La questione ambientale sembra ormai completamente scomparsa dalla politica. In maniera sicuramente sottile. Se infatti permangono all’interno dei programmi del duopolio punti che richiamano vaghe azioni o intenzioni ambientali, abbiamo ormai perso la spinta propulsiva al cambiamento. Gli stessi slogan ne sono un segnale: di Barak Obama viene perso il “change” il cambiamento, per ridurci al “we can”, si può fare. È stata cancellata l’urgenza del problema ambientale: ormai non si sente più parlare di “piani Marshall” per l’ambiente, di tempistiche strette per la riduzione dei gas serra e le moratorie riguardano altri argomenti. Del Nobel ad Al Gore rimane un appannato ricordo. Ma è soprattutto la banalizzazione che colpisce, il perdere la politica ambientale riducendola ad uno dei tanti punti di qualsiasi programma. Ci saremmo aspettati altro.
Però forse la colpa è anche nostra. Di chi cioè ha scelto il paradigma ambientale come momento fondante del cambiamento. Non siamo riusciti ad esempio a far diventare davvero trasversale la politica ambientale, tentando di far comprendere come gli strumenti per risolvere i problemi dell’ambiente possano contribuire anche ad aggredire in maniera nuova e corretta temi come quello del lavoro, della sicurezza, della politica fiscale. Non abbiamo saputo offrire un modo alternativo di pensare alle risorse di mercato ed alle questioni ambientali. Continuiamo a porre l’accento su politiche che hanno come base principalmente gli stimoli negativi connessi a leggi e regolamenti mentre sarebbe ora di far uscire allo scoperto gli stimoli positivi, le opportunità che ad esempio l’economia ambientale ci suggerisce anche, e perché no, attraverso gli strumenti del mercato e un nuovo ruolo dello Stato. In questa maniera il lavoro viene detassato attraverso proposte quali quella del
doppio dividendo, la sicurezza sul lavoro viene incrementata dai cambiamenti del modello di produzione necessari dall’applicazione delle migliori tecnologie disponibili per ridurre le emissioni, la politica fiscale viene depurata dalle distorsioni provocate dal sempre maggior uso di risorse pubbliche per riparare i danni dell’inquinamento e dalle ineguaglianze, con maggior disponibilità di risorse per scuole e sanità.
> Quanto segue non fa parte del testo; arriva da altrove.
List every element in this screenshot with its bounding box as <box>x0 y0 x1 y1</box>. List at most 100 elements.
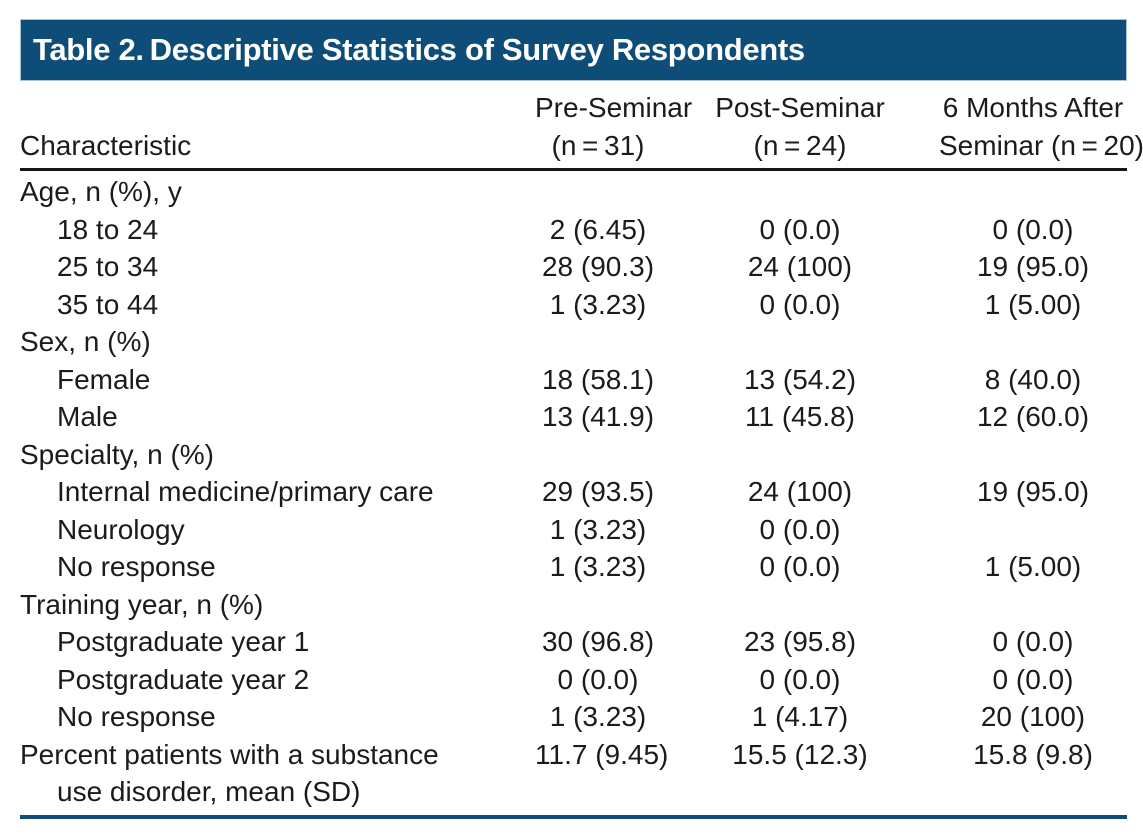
table-row: Sex, n (%) <box>20 323 1127 361</box>
row-label-line1: 35 to 44 <box>57 288 159 320</box>
cell-post-seminar: 11 (45.8) <box>745 401 855 432</box>
row-label: No response <box>20 698 535 736</box>
cell-pre-seminar: 1 (3.23) <box>549 551 647 582</box>
column-header-pre-seminar: Pre-Seminar (n = 31) <box>535 89 693 165</box>
row-label: Female <box>20 361 535 399</box>
cell-six-months-after: 0 (0.0) <box>992 663 1074 695</box>
column-header-pre-seminar-line1: Pre-Seminar <box>535 92 693 123</box>
table-body: Age, n (%), y 18 to 24 2 (6.45) 0 (0.0) … <box>20 171 1127 811</box>
row-label: Male <box>20 398 535 436</box>
cell-six-months-after: 8 (40.0) <box>984 363 1082 395</box>
row-label: 35 to 44 <box>20 286 535 324</box>
cell-pre-seminar: 11.7 (9.45) <box>535 738 669 770</box>
cell-pre-seminar: 28 (90.3) <box>541 251 655 282</box>
cell-post-seminar: 23 (95.8) <box>743 626 857 657</box>
row-label-line1: 25 to 34 <box>57 251 159 282</box>
column-header-pre-seminar-line2: (n = 31) <box>551 130 645 161</box>
cell-six-months-after: 19 (95.0) <box>976 251 1090 282</box>
row-label-line1: Postgraduate year 1 <box>57 626 310 657</box>
table-row: Neurology 1 (3.23) 0 (0.0) <box>20 511 1127 549</box>
cell-six-months-after: 12 (60.0) <box>976 401 1090 432</box>
column-header-characteristic: Characteristic <box>20 130 192 161</box>
table-row: 35 to 44 1 (3.23) 0 (0.0) 1 (5.00) <box>20 286 1127 324</box>
table-row: Postgraduate year 1 30 (96.8) 23 (95.8) … <box>20 623 1127 661</box>
cell-pre-seminar: 13 (41.9) <box>541 401 655 432</box>
row-label-line1: Female <box>57 363 151 395</box>
column-header-post-seminar-line1: Post-Seminar <box>715 92 885 123</box>
table-row: Male 13 (41.9) 11 (45.8) 12 (60.0) <box>20 398 1127 436</box>
column-header-six-months-after-line2: Seminar (n = 20) <box>939 130 1143 161</box>
column-header-post-seminar: Post-Seminar (n = 24) <box>661 89 939 165</box>
cell-pre-seminar: 30 (96.8) <box>541 626 655 657</box>
row-label: Age, n (%), y <box>20 173 535 211</box>
row-label-line1: Specialty, n (%) <box>20 438 214 470</box>
row-label-line1: 18 to 24 <box>57 213 159 245</box>
table-header-row: Characteristic Pre-Seminar (n = 31) Post… <box>20 81 1143 165</box>
row-label: Neurology <box>20 511 535 549</box>
cell-six-months-after: 19 (95.0) <box>976 476 1090 507</box>
table-row: Internal medicine/primary care 29 (93.5)… <box>20 473 1127 511</box>
table-row: 18 to 24 2 (6.45) 0 (0.0) 0 (0.0) <box>20 211 1127 249</box>
cell-post-seminar: 13 (54.2) <box>743 363 857 395</box>
cell-six-months-after: 15.8 (9.8) <box>973 738 1093 770</box>
row-label: Specialty, n (%) <box>20 436 535 474</box>
table-row: Postgraduate year 2 0 (0.0) 0 (0.0) 0 (0… <box>20 661 1127 699</box>
row-label: Internal medicine/primary care <box>20 473 535 511</box>
column-header-six-months-after-line1: 6 Months After <box>942 92 1124 123</box>
row-label-line1: No response <box>57 551 216 582</box>
cell-post-seminar: 24 (100) <box>747 251 853 282</box>
row-label-line1: Sex, n (%) <box>20 326 151 357</box>
cell-post-seminar: 0 (0.0) <box>759 513 841 545</box>
row-label: No response <box>20 548 535 586</box>
cell-six-months-after: 0 (0.0) <box>992 626 1074 657</box>
header-rule <box>20 168 1127 171</box>
cell-six-months-after: 1 (5.00) <box>984 551 1082 582</box>
row-label: 18 to 24 <box>20 211 535 249</box>
cell-six-months-after: 0 (0.0) <box>992 213 1074 245</box>
row-label-line1: Male <box>57 401 118 432</box>
column-header-post-seminar-line2: (n = 24) <box>753 130 847 161</box>
row-label: Sex, n (%) <box>20 323 535 361</box>
bottom-rule <box>20 814 1127 819</box>
table-row: Age, n (%), y <box>20 173 1127 211</box>
row-label-line2: use disorder, mean (SD) <box>57 776 361 807</box>
cell-pre-seminar: 1 (3.23) <box>549 513 647 545</box>
cell-pre-seminar: 1 (3.23) <box>549 701 647 732</box>
cell-pre-seminar: 29 (93.5) <box>541 476 655 507</box>
row-label: Postgraduate year 2 <box>20 661 535 699</box>
cell-post-seminar: 15.5 (12.3) <box>732 738 868 770</box>
table-row: Training year, n (%) <box>20 586 1127 624</box>
cell-pre-seminar: 1 (3.23) <box>549 288 647 320</box>
row-label-line1: Training year, n (%) <box>20 588 264 620</box>
table-row: No response 1 (3.23) 1 (4.17) 20 (100) <box>20 698 1127 736</box>
table-row: 25 to 34 28 (90.3) 24 (100) 19 (95.0) <box>20 248 1127 286</box>
row-label: 25 to 34 <box>20 248 535 286</box>
cell-post-seminar: 1 (4.17) <box>751 701 849 732</box>
row-label-line1: No response <box>57 701 216 732</box>
cell-post-seminar: 24 (100) <box>747 476 853 507</box>
table-row: Specialty, n (%) <box>20 436 1127 474</box>
cell-post-seminar: 0 (0.0) <box>759 213 841 245</box>
row-label: Training year, n (%) <box>20 586 535 624</box>
table-row: No response 1 (3.23) 0 (0.0) 1 (5.00) <box>20 548 1127 586</box>
cell-post-seminar: 0 (0.0) <box>759 288 841 320</box>
cell-pre-seminar: 0 (0.0) <box>557 663 639 695</box>
table-title-bar: Table 2. Descriptive Statistics of Surve… <box>20 19 1127 81</box>
cell-post-seminar: 0 (0.0) <box>759 663 841 695</box>
table-title: Table 2. Descriptive Statistics of Surve… <box>33 32 805 67</box>
cell-pre-seminar: 2 (6.45) <box>549 213 647 245</box>
cell-six-months-after: 1 (5.00) <box>984 288 1082 320</box>
row-label: Percent patients with a substance use di… <box>20 736 535 811</box>
row-label-line1: Percent patients with a substance <box>20 738 439 770</box>
column-header-six-months-after: 6 Months After Seminar (n = 20) <box>939 89 1143 165</box>
row-label: Postgraduate year 1 <box>20 623 535 661</box>
cell-six-months-after: 20 (100) <box>980 701 1086 732</box>
table-row: Female 18 (58.1) 13 (54.2) 8 (40.0) <box>20 361 1127 399</box>
table-row: Percent patients with a substance use di… <box>20 736 1127 811</box>
cell-post-seminar: 0 (0.0) <box>759 551 841 582</box>
cell-pre-seminar: 18 (58.1) <box>541 363 655 395</box>
row-label-line1: Internal medicine/primary care <box>57 476 434 507</box>
row-label-line1: Age, n (%), y <box>20 176 182 207</box>
row-label-line1: Postgraduate year 2 <box>57 663 310 695</box>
La partita sicuramente non è persa, ma queste elezioni sembrano produrre una battuta d’arresto che potrà essere salutare se immediatamente compresa e riconvertita in nuovi paradigmi. L’ambientalismo è sicuramente portatore di innovazione politica, di novità trasversale per molti altri problemi. Ma forse in questi ultimi anni si è troppo preoccupato di cambiare gli altri senza innovarsi internamente, senza porsi il problema di rinnovare se stesso. Il “change” il cambiamento è venuta l’ora di rivolgerla anche a noi stessi.